А почему не перенимали опыт?

Это дорогая система государственного планирования. Для Америки, например, в то время такое было невозможно. Страховая медицина там появляется только в конце 1960-х годов. А до этого всех лечили частные врачи. В Англии только-только начинала строиться национальная система здравоохранения, которая, кстати, была во многом скопирована британскими социалистами с семашковской модели. То есть советская медицина в 1940-1950-е годы — совершенно фантастическая система, на тот момент она была способна произвести впечатление на любого.

Еще раз повторю, что ее основа — диагностика и просвещение. Ничего другого в мире тогда не предлагали, поэтому она казалась вполне логичной. Однако в долгосрочной перспективе это создало ловушку инфраструктуры. Когда в 1970-х годах под воздействием появления новых методов диагностики — генетических тестов, томографов, развития медицинских технологий — мировая онкология начала резко меняться, советская перестроиться уже не смогла. Потому что массовая народная профилактическая система не в состоянии превратиться в высокотехнологичную, заточенную под персональные нужды каждого пациента. Поэтому в 1980-е годы советская онкологическая служба выглядит уже абсолютной архаикой, и в мире к ней меняется отношение.

Советские врачи понимали, что происходит с медициной в мире, или все жили как в бункере?

Понимание, конечно, было. Звезды советской медицины посещали международные конференции. Когда появилась молекулярная парадигма рака, в практику начали входить генетические исследования, то все это проникало и в СССР; у советской онкологии имелись прекрасные международные связи, и авторитет на тот момент разрушен не был, то есть советских врачей в мире принимали с радостью. Но адаптировать новые знания, которые к нам шли, не представлялось возможным.

Ну и если говорить про 1980-е годы, на это просто не было уже денег.

Кто-то просчитывал, была ли эта система профилактики экономически эффективной?

Честно говоря, с данными по экономическим аспектам я никогда не сталкивался. Даже не уверен, что на этом заостряли внимание. Скорее всего, смотрели по каким-то общим критериям. Все понимали, что главная задача советской медицины — возвращение гражданина к труду.

Когда я читаю дневники и свидетельства онкологических больных, то очень хорошо видно, как они рвутся вернуться в строй, проходят для этого трудовые комиссии, для них важно именно быть трудоспособными.

Поэтому, конечно, система профилактики и прочего была главным образом построена, чтобы люди меньше болели, а, соответственно, больше и лучше работали. Для первой половины ХХ века, когда у вас аграрное население, фельдшерских пунктов нет не только в деревнях, но и в крупных населенных пунктах, это все оправдано. Народ тогда имел довольно слабое представление о том, как медицина функционирует. Откровением были даже плакаты, призывающие мыть руки перед едой или не звать к роженице бабку-повитуху, а обращаться к врачу.

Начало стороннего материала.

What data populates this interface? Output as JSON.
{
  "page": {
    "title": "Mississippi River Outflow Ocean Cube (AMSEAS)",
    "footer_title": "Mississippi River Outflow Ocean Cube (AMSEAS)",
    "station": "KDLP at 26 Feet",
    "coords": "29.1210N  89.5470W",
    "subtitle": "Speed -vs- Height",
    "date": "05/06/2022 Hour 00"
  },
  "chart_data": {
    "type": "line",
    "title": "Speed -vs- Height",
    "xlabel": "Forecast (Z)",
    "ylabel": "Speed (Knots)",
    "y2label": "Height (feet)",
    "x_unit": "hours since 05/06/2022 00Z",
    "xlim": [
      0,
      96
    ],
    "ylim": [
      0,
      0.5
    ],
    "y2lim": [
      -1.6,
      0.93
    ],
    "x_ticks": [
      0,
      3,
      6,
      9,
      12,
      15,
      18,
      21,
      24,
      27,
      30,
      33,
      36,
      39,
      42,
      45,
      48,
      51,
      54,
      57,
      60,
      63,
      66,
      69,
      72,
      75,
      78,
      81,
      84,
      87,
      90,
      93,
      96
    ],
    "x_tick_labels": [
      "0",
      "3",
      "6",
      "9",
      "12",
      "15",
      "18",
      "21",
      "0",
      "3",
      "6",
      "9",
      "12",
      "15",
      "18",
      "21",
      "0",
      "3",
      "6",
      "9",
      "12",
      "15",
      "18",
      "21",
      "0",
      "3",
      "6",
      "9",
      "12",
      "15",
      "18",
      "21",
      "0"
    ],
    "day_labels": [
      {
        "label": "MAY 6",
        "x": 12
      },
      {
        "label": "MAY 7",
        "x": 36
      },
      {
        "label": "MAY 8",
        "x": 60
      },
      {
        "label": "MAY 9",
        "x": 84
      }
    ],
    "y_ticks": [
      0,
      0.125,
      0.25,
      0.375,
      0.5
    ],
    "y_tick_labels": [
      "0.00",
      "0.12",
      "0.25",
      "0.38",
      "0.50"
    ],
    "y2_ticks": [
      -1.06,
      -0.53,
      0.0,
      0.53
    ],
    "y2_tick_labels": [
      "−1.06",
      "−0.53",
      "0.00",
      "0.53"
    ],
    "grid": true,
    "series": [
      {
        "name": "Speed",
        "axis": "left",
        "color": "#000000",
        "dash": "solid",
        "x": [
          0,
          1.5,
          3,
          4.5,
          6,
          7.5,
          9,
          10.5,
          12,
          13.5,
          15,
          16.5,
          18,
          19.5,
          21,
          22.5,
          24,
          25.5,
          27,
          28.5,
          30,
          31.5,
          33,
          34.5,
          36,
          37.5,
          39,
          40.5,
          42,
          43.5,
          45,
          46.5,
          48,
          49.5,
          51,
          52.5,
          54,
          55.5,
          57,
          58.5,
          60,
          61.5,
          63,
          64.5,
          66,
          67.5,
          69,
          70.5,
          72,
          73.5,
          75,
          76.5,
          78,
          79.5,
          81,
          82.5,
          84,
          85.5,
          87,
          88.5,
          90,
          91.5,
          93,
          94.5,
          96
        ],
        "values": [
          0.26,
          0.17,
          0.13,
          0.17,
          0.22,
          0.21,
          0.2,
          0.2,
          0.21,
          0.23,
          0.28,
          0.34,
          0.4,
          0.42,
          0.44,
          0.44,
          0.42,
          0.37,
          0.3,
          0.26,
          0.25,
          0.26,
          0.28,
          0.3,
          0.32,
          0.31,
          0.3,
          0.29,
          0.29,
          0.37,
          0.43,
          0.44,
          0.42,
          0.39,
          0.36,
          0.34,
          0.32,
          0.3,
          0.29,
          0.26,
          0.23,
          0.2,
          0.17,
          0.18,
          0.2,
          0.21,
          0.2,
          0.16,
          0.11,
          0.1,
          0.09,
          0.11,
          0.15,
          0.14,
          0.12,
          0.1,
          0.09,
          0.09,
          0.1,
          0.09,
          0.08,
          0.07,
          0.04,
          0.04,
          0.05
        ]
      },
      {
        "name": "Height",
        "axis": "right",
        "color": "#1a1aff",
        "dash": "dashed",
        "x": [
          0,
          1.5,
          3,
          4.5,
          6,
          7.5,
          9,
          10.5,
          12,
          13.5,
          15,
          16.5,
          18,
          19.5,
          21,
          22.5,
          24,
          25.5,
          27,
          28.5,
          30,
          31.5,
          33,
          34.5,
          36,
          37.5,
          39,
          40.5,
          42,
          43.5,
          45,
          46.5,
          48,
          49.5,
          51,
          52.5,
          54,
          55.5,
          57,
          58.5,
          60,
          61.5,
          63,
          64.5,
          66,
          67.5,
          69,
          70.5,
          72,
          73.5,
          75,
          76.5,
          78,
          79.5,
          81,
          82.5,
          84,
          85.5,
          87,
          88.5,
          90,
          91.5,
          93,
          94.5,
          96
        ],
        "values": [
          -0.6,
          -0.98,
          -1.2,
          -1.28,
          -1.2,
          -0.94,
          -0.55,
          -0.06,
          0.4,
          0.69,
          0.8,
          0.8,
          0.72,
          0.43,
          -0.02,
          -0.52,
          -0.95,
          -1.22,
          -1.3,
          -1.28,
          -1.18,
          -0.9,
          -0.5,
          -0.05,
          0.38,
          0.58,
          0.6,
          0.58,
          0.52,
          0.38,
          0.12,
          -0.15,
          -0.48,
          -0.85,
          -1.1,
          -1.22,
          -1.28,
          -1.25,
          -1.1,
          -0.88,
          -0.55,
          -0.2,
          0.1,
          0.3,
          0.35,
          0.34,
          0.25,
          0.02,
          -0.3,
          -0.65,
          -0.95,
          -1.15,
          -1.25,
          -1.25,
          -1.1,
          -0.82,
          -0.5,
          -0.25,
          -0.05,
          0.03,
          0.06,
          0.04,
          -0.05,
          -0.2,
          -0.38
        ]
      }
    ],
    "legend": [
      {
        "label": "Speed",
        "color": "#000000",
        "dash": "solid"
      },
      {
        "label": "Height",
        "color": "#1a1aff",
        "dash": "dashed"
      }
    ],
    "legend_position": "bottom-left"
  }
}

Перед медициной того времени стояли вполне четкие задачи, и они успешно выполнены: холера, другие инфекционные заболевания в СССР были побеждены.

Ну а дальше происходит то, что я неоднократно повторяю. Вы настолько беспощадно боролись, что это превращает вас в заложника системы. Вы построили тысячу диспансеров, снабдили это все протоколами работы, и эта инфраструктура уже вас не отпускает. Инфраструктура начинает диктовать, что делать, как следует дальше жить. В какой-то степени современная российская медицина продолжает катиться по тем же самым рельсам за счет инфраструктуры.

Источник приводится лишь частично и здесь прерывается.